C'est le cas de Tomás Nevinson, moitié anglais, moitié espagnol, jadis recruté par contrainte sournoise au service secret de Sa Majesté britannique. Son épouse, espagnole, avait raconté la vie d'une femme d'agent secret dans le roman qui porte son nom, Berta Isla, publié par Javier Marias en 2019, et dont je vous invite à consulter ma critique. Au tour du mari de prendre la parole dans Tomás Nevinson, second volume du diptyque, qu'on peut lire sans avoir lu le premier. Tomás rapporte une aventure marquée par la menace des terrorismes basque (ETA) et nord-irlandais (IRA) en 1997 ; elle est ultérieure aux événements que Berta avait relatés et qui sont résumés clairement quand nécessaire.

En 1997, « on » recherche une Irlandaise du Nord, membre de l'IRA, qui avait fait partie, dix ans plus tôt, d'un commando de l'ETA responsable d'épouvantables attentats à Saragosse et à Barcelone, où les victimes, parmi lesquelles des enfants, s'étaient comptées par dizaines. « On » sait alors qu'aussitôt après les attentats, cette femme, dont « on » ne connaît pas l'aspect physique, s'était installée, sous une identité espagnole, dans une ville qu'on nommera Ruán, qu'elle s'est intégrée dans la population et qu'elle mène une vie tranquille. Trois femmes étaient arrivées ainsi à Ruán à la même époque. Nevinson a pour mission de découvrir laquelle des trois est la terroriste… puis de la « neutraliser ». Il s'installe lui aussi dans la ville, sous le nom de Miguel Centurión, professeur d'anglais.

Nevinson est mal à l'aise dans sa mission, surtout au regard de sa seconde partie. Il a beau se dire que les crimes de cette femme sont moralement imprescriptibles, qu'elle pourrait préparer un nouvel attentat, mais voilà ! Ce gentleman est né en 1951 et on a inculqué aux hommes de sa génération (qui est aussi la mienne) que « ils ne doivent jamais battre une femme, même avec une fleur ». L'agent secret parviendra-t-il à surmonter ses scrupules et à affronter ses responsabilités, sachant qu'il pourrait lui-même être en danger ? Sa cible est peut-être en mesure de l'identifier et elle n'aurait, pour sa part, aucun état d'âme à tenter de l'éliminer.

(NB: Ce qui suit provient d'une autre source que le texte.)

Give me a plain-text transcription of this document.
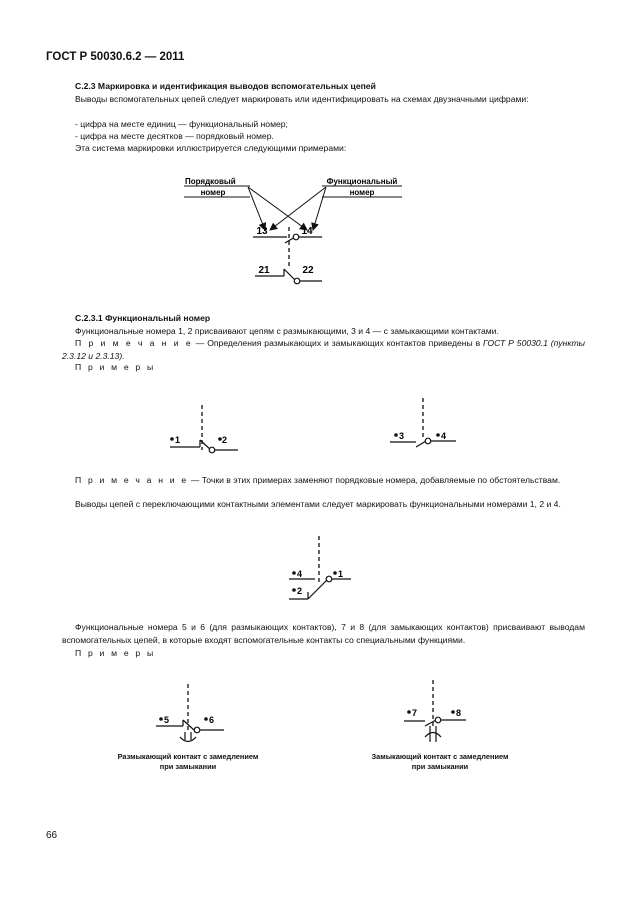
ГОСТ Р 50030.6.2 — 2011
С.2.3 Маркировка и идентификация выводов вспомогательных цепей
Выводы вспомогательных цепей следует маркировать или идентифицировать на схемах двузначными цифрами:
- цифра на месте единиц — функциональный номер;
- цифра на месте десятков — порядковый номер.
Эта система маркировки иллюстрируется следующими примерами:
Порядковый
номер
Функциональный
номер
13	14
21	22
С.2.3.1 Функциональный номер
Функциональные номера 1, 2 присваивают цепям с размыкающими, 3 и 4 — с замыкающими контактами.
П р и м е ч а н и е — Определения размыкающих и замыкающих контактов приведены в ГОСТ Р 50030.1 (пункты 2.3.12 и 2.3.13).
П р и м е р ы
1	2	3	4
П р и м е ч а н и е — Точки в этих примерах заменяют порядковые номера, добавляемые по обстоятельствам.
Выводы цепей с переключающими контактными элементами следует маркировать функциональными номерами 1, 2 и 4.
4	1
2
Функциональные номера 5 и 6 (для размыкающих контактов), 7 и 8 (для замыкающих контактов) присваивают выводам вспомогательных цепей, в которые входят вспомогательные контакты со специальными функциями.
П р и м е р ы
5	6
7	8
Размыкающий контакт с замедлением
при замыкании
Замыкающий контакт с замедлением
при замыкании
66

Comme Berta Isla, Tomás Nevinson est un roman-fleuve (plus de sept cents pages) très agréable à lire. Javier Marias était un écrivain érudit, réfléchi, conceptuel et raffiné. Il multipliait les citations littéraires. L'excellent travail de sa traductrice permet de percevoir tous ses talents. J'ai apprécié le subtil principe de narration, qui bascule du JE pour les monologues mentaux de Nevinson, au IL quand il s'agit des actes de Centurión. Je me suis délecté des longues phrases harmonieuses dans lesquelles le narrateur ressasse ses cas de conscience d'agent trouble, tout en se laissant aller à des digressions parfois interminables, mais toujours opportunes, sur l'état de nos démocraties et sur les menaces qui pèsent sur elles, notamment les mouvements terroristes, dont le but est de les détruire, en tuant de prétendus oppresseurs sous prétexte d'émanciper des opprimés. Selon l'auteur, « tous les terroristes soi-disant idéalistes et libérateurs sont avant tout des assassins aussi intelligents que rusés ».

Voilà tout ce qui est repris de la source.